After a Cornish climbing locale.
It could have been after seeing Cathy’s giant diamond ring or the fact that I started the route being belayed by an “en-plastered” Dónal, still cast up after his flight off “Jackie”. Des Doyle came along in time to second the route. The initial finger crack caught my imagination after seeing photos of Yosemite’s “Cookie Wall” and all the fine finger lines. Just dreaming!
Solitaire: First ascent
Just “friggin” about as I watched Seán Windrim deal with his new and un-controllable double rope, designed to slow him down!

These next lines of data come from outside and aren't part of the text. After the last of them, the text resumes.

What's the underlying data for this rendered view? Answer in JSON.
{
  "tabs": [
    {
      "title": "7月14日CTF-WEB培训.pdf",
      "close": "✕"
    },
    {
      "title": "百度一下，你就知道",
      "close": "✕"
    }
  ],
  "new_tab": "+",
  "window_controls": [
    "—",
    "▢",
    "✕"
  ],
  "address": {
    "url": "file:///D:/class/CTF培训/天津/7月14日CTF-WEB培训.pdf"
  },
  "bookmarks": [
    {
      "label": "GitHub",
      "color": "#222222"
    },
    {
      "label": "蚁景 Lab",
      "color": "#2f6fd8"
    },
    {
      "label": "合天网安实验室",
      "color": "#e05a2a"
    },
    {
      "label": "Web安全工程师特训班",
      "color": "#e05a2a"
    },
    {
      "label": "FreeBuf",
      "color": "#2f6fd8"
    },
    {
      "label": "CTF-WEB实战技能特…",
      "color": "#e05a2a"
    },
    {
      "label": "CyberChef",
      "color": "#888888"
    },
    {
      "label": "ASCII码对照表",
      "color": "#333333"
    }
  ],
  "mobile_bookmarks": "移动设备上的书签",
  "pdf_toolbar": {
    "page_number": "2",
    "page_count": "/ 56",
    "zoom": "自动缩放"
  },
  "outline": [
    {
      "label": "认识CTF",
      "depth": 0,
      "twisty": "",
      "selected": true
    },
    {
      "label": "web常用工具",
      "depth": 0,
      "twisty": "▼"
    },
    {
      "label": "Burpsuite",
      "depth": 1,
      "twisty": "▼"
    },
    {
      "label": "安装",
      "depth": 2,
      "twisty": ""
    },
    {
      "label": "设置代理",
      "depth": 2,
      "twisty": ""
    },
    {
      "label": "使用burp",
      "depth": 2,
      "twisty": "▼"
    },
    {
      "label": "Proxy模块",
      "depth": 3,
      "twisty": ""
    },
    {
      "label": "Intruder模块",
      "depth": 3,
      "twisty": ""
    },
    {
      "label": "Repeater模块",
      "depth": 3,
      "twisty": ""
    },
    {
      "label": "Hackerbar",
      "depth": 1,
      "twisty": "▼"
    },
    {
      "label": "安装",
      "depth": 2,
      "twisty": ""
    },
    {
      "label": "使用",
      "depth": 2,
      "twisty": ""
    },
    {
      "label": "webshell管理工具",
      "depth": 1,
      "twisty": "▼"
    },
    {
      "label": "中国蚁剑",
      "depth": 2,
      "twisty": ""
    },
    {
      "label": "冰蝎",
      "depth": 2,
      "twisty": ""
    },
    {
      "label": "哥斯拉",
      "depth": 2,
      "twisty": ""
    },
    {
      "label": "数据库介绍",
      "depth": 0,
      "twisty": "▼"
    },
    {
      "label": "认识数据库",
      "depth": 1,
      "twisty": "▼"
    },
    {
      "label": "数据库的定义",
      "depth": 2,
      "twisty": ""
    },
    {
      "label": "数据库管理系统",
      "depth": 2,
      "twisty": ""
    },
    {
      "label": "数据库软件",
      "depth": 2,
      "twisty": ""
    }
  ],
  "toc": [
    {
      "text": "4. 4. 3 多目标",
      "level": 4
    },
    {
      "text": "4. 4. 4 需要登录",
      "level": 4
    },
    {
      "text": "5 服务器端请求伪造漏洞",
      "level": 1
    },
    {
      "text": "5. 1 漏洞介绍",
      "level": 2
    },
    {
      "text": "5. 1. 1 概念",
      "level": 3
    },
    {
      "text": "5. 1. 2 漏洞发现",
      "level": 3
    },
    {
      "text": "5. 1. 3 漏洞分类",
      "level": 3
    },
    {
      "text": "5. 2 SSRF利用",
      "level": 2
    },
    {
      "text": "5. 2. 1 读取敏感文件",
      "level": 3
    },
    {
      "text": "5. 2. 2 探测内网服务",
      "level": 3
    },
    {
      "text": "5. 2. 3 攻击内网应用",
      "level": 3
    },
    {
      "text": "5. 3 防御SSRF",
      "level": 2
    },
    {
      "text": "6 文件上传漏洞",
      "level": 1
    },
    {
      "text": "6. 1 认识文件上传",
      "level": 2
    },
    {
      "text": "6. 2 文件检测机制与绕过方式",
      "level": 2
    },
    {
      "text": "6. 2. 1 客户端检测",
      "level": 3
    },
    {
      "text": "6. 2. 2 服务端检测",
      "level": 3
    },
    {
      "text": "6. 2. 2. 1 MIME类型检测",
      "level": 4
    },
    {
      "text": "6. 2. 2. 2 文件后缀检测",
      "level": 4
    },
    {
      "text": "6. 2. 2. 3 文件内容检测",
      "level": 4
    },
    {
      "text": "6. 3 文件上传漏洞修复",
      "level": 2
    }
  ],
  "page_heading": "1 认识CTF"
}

Glendalough Acorn Buttress: Seán Windrim and his spaghetti
A letter to the MCI forum in 2005 indicated concern as to the political correctness of this name. So what was special about August 1974 – well children, if you are sitting comfortably I will begin … I lived in Avoca in Co.Wicklow, worked at the Avoca Mines, climbed on Bell Rock, bouldered on the Mottee Stone at Cronebane and listened to the RTE news on “six of the 19 prisoners that escaped from Portlaoise prison” were seen in the Tinahely area and heading deep into the Wicklow Mountains. An army helicopter gave chase but ran out of fuel. Escape by sea along the Wicklow-Wexford coast was prevented by the eagle-eyed sailors of the Deirdre and the army searched the Avoca area. This was Friday August 23, 1974. On the Sunday, I headed to Glendalough and climbed the oh-so-obvious line above what we called base camp with Dónal Windrim. So as not to forget the event I called it “Provo”. Remember, “lest we forget”! As a Brit, I’m proud of the name.
Provo: Bob Richardson on second ascent
I guess the name is pretty obvious; the interesting facet was that it was led by a child prodigy, Terry O Neill!
Seem to remember we carried a cassette recorder for “music while we climbed”.
Named after my faithful dachshund walking companion, who emigrated with me and helped suss out new rock in the Canadian Shield.
The call of the wild took Tom Wolfe and myself high up into the Upper Cliffs to a prominent yellow groove, hence the Latin name. A worthwhile expedition.